New Cape Breton Cancer Centre thoracic clinic targets earlier diagnosis and treatment
SYDNEY, N.S. – A new thoracic clinic that opened last fall at the Cape Breton Cancer Centre is focused on improving outcomes for lung and related cancer patients through shorter wait times, faster diagnosis, and treatment options closer to home.
“When patients must travel to get the care they need, it’s hard on them and their families,” said Brian Comer, minister responsible for the Office of Addictions and Mental Health on behalf of Michelle Thompson, Minister of Health and Wellness. “They deserve to receive health care close to home and, in their community, whenever possible.
“The new clinic will improve access to care, diagnosis, outcomes and provide better, faster care for thoracic patients in Cape Breton,” Comer said.
The clinic is led by the provincial thoracic surgical team in Halifax, with coordination of care provided by a local registered nurse on site at the clinic in Sydney.
“We know that early diagnosis and timely treatment of lung disease are key to optimal patient outcomes,” said Dr. Daniel French, thoracic surgeon and medical lead for the new thoracic clinic. “This is particularly true for lung and esophageal cancers, which are too often diagnosed at a late stage when treatments are much less effective.
“Until this clinic was established last fall, Cape Breton patients with symptoms suspicious of lung and other related cancers had to make a number of trips to Halifax for various tests, surgery, and treatment. Now, patients travel to Halifax for surgery, but the majority of diagnostic tests and follow-up care is provided in Eastern Zone,” French said.
Not having to travel to Halifax for an EBUS (endobronchial ultrasound) bronchoscopy is making a difference for many patients.
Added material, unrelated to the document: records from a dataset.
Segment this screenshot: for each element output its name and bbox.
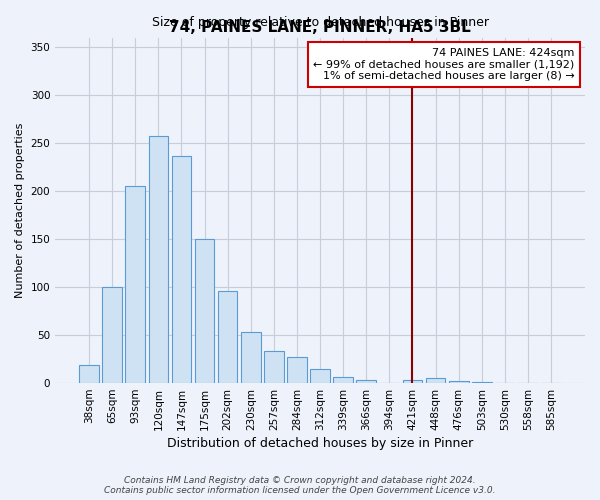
Bar [79,365,99,383]
Bar [356,380,376,383]
Bar [426,378,445,383]
Text: Contains HM Land Registry data © Crown copyright and database right 2024.
Contai: Contains HM Land Registry data © Crown c… [104,476,496,495]
Bar [241,332,260,383]
Bar [218,291,238,383]
Text: Size of property relative to detached houses in Pinner: Size of property relative to detached ho… [152,16,488,29]
Bar [449,381,469,383]
Bar [195,239,214,383]
Text: 74 PAINES LANE: 424sqm
← 99% of detached houses are smaller (1,192)
1% of semi-d: 74 PAINES LANE: 424sqm ← 99% of detached… [313,48,574,81]
Bar [287,357,307,383]
Bar [264,352,284,383]
Bar [125,186,145,383]
Bar [334,378,353,383]
Bar [149,136,168,383]
Bar [472,382,491,383]
X-axis label: Distribution of detached houses by size in Pinner: Distribution of detached houses by size … [167,437,473,450]
Bar [310,368,330,383]
Bar [103,287,122,383]
Bar [403,380,422,383]
Bar [172,156,191,383]
Y-axis label: Number of detached properties: Number of detached properties [15,122,25,298]
Title: 74, PAINES LANE, PINNER, HA5 3BL: 74, PAINES LANE, PINNER, HA5 3BL [169,20,471,35]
EBUS bronchoscopy is a specialized procedure used to diagnose different types of lung issues, including inflammation, infections, or cancer. Until March 2023, patients who needed this procedure had to travel to Halifax. Five surgeons and one respirologist in the province are trained to perform the procedure.
Today, because of this clinic, the purchase of two new EBUS scopes, and the commitment from thoracic surgeons, patients who need this procedure can have it at Cape Breton Regional Hospital.
“Patients are very pleased,” said Sarah Gillis, the registered nurse who coordinates clinic operations and works closely with the thoracic surgical team in Halifax to coordinate on-site patient care. “Having someone local who knows the area, is aware of local resources and is able to guide patients through the complexities of diagnosis and treatment alleviates some stress for them.”
Patients who have symptoms of possible lung cancer are referred by family doctors or nurse practitioners to the thoracic team in Halifax for a consultation. The surgeons review the patient’s history and related test results. Then they connect with Gillis to talk about other tests needed prior to consultation. Gillis reaches out to the patient, lets them know what other tests are needed and have been ordered, and schedules a consultation once the test results are available.
This is a joint, in person appointment with Gillis and one of the thoracic surgeons. Gillis and the patient are in clinic and the thoracic surgeon may be in the clinic or may join the appointment by video link. Clinics are held weekly, with surgeons regularly travelling to Sydney from Halifax.
“Having a nurse on the ground to coordinate care and be a local resource for patients and community health providers is absolutely essential to the success of this clinic,” Dr. French said. “The clinic would not be able to operate without this support.”
Dr. Elwood MacMullin, medical director of the Cape Breton Cancer Centre, said the clinic is the perfect example of the power of multidisciplinary collaboration.
“The provincial thoracic surgical team in Halifax reached out to cancer care, and Eastern Zone perioperative, lab, and diagnostic services and suggested we pull a team together to decide how we could improve things – for patients first – and perhaps in doing so, create efficiencies for our health system too,” said MacMullin.
“Over the course of a few months, working closely with the thoracic surgeons we developed new processes, identified available clinic space, hired a nurse, and just made it happen. In less than a year, the availability of this clinic has meant more than 200 Cape Bretoners [at present] have been able to have the majority of their care for lung and related cancers right here at home. The new clinic is also helping to alleviate wait times in other areas of the province and has simultaneously opened up clinic space in Halifax.”
The community thoracic clinic was approved for a Translating Research into Care (TRIC) grant to evaluate this model and its effectiveness. Early results are expected in winter 2024.